The Right Word at the Right Time
Certain
language emerges at particular moments to incite emotion and action.
But what provokes those within earshot to rally around a cause and when
is it just so much noise? With To Be Continued,
on view at CUNY’s James Gallery from November 6 until February 23,
French-Bosnian artist Maja Bajević gets under the tongue of protest
rhetoric to take a kind of social temperature of language that rises and
falls as the speaker, the intent, and the receiver change over time.
For
the past few years, Bajević, known for her performances and
installations that investigate the effects of conflict on identity, has
been collecting social, economic, and politically charged phrases
(“Silence = Death,” “Equal Pay for Equal Work,” “Better Dead than Red”),
noting their appearance in the culture and marking the moment they fall
from use or simply lose their meaning. To Be Continued--a
reference to the Arab Spring and worldwide Occupy-related
movements--presents the resulting archive of 149 slogans in multiple
formats, both ephemeral and material. Rallying cries and declarations of
discontent and inspiration that date back as far as 1911 are projected
onto moving steam and also presented on laminated cards with detailed
histories that viewers can physically handle, flip through, and learn
about the original context of the expressions.
Maja Bajević, Slogans Remix, 2012. Courtesy of the James Gallery / Photo: Julia Sherman
Nine
times over the course of the exhibition’s run, scaffolding is
temporarily erected and moved indoors along the gallery’s Fifth
Avenue-facing windows while paid members of the public dust them and use
their fingers to write slogans taken from the archive on the glass.

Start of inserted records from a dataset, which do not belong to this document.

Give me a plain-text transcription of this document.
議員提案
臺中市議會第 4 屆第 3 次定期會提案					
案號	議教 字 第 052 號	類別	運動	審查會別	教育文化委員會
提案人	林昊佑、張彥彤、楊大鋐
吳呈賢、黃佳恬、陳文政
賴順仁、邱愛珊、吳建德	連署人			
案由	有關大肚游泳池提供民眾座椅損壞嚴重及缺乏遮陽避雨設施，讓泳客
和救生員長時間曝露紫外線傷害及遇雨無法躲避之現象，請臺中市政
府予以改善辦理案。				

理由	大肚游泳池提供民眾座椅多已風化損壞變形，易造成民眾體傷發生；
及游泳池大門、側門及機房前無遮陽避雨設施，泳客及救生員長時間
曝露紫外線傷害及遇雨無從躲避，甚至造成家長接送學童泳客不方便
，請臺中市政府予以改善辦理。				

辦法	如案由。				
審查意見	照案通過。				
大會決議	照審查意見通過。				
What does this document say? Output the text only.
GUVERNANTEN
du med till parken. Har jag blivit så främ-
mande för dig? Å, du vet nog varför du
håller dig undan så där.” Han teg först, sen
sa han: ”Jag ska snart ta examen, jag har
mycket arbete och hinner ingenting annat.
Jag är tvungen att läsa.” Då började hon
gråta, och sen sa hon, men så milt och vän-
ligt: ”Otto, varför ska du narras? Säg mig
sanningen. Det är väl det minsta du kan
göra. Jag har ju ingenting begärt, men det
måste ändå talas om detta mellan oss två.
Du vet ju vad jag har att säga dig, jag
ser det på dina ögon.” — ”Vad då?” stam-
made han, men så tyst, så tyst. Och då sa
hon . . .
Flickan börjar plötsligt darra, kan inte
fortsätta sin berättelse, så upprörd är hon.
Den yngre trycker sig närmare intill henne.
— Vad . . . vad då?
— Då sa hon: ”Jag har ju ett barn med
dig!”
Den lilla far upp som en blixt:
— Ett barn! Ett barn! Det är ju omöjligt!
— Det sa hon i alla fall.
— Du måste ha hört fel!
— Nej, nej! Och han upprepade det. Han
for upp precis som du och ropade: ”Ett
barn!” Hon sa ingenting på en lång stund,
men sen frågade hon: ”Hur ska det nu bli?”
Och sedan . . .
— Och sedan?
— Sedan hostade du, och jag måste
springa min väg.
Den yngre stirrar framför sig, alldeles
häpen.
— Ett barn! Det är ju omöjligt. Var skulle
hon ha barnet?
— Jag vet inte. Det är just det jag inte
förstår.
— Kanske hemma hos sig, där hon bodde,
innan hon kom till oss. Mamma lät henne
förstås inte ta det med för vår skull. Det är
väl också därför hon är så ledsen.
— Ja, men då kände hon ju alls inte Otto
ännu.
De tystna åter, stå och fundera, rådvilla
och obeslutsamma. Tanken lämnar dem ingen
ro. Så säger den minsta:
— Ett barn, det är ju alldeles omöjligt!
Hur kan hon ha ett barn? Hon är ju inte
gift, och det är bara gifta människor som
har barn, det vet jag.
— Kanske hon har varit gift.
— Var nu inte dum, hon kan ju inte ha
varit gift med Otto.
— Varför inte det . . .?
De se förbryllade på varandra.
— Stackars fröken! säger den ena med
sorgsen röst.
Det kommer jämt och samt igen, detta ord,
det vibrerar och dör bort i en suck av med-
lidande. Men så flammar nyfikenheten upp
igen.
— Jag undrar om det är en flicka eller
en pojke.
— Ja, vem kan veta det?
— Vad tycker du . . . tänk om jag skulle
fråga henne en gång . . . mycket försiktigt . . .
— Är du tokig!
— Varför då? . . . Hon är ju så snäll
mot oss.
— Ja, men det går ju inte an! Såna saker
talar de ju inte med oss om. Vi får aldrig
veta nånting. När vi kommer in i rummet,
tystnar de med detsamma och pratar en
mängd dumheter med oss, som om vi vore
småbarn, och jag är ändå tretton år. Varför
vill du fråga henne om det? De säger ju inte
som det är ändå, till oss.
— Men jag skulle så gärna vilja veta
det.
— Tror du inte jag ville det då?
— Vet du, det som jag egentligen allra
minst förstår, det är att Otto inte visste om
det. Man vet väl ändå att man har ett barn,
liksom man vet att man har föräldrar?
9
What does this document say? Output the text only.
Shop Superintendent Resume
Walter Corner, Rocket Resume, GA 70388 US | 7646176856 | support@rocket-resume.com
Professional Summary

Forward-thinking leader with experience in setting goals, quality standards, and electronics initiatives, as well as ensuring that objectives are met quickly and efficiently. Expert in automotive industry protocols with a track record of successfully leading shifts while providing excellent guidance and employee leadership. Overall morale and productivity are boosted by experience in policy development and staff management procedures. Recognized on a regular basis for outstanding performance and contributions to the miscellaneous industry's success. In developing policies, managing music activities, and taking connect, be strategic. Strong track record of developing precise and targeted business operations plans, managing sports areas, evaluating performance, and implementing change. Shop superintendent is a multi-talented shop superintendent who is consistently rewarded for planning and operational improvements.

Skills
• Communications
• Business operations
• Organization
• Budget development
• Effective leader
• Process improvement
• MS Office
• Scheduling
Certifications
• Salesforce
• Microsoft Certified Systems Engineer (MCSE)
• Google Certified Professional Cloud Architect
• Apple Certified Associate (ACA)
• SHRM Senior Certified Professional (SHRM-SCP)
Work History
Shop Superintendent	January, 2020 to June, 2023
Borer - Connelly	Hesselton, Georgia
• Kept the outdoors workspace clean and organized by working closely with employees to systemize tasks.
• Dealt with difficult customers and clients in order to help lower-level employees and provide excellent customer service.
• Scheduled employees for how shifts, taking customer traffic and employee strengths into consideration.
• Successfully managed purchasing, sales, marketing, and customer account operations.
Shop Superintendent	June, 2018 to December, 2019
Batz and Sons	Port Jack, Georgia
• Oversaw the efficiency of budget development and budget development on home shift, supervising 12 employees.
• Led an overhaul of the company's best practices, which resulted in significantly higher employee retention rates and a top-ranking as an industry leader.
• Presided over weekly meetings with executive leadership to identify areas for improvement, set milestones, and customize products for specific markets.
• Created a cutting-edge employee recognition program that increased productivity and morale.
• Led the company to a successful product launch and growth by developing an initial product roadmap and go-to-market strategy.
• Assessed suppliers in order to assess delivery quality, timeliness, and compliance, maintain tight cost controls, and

Over the course of five hours, the windows are continually redusted, and
the slogans reapplied. The dust and steam obscure the individual words,
further distancing them from the historical and linguistic context that
gave them currency.
Finally,
three concerts are presented while the exhibition is on view, at which
three singers with voices of varying range and tone improvise a capella a
type of children’s game in which each sentence is begun with the last
word of the previous political phrase. Between scheduled concerts,
recordings of the pieces are played in an endless loop throughout the
gallery space. Expressive actions degrade into an absurd, repetitive
game as the performances and audio recordings contribute still another
layer to the already noisy room.
Maja Bajević, Slogans Remix, 2012. Courtesy of the James Gallery / Photo: Julia Sherman
Awash
in noise, steam, dust, and time, the viewer is immersed in a sensory
bath of language and history continuously broken down and reconstituted,
by turns boiling over with urgency and tepid with distance and cliché.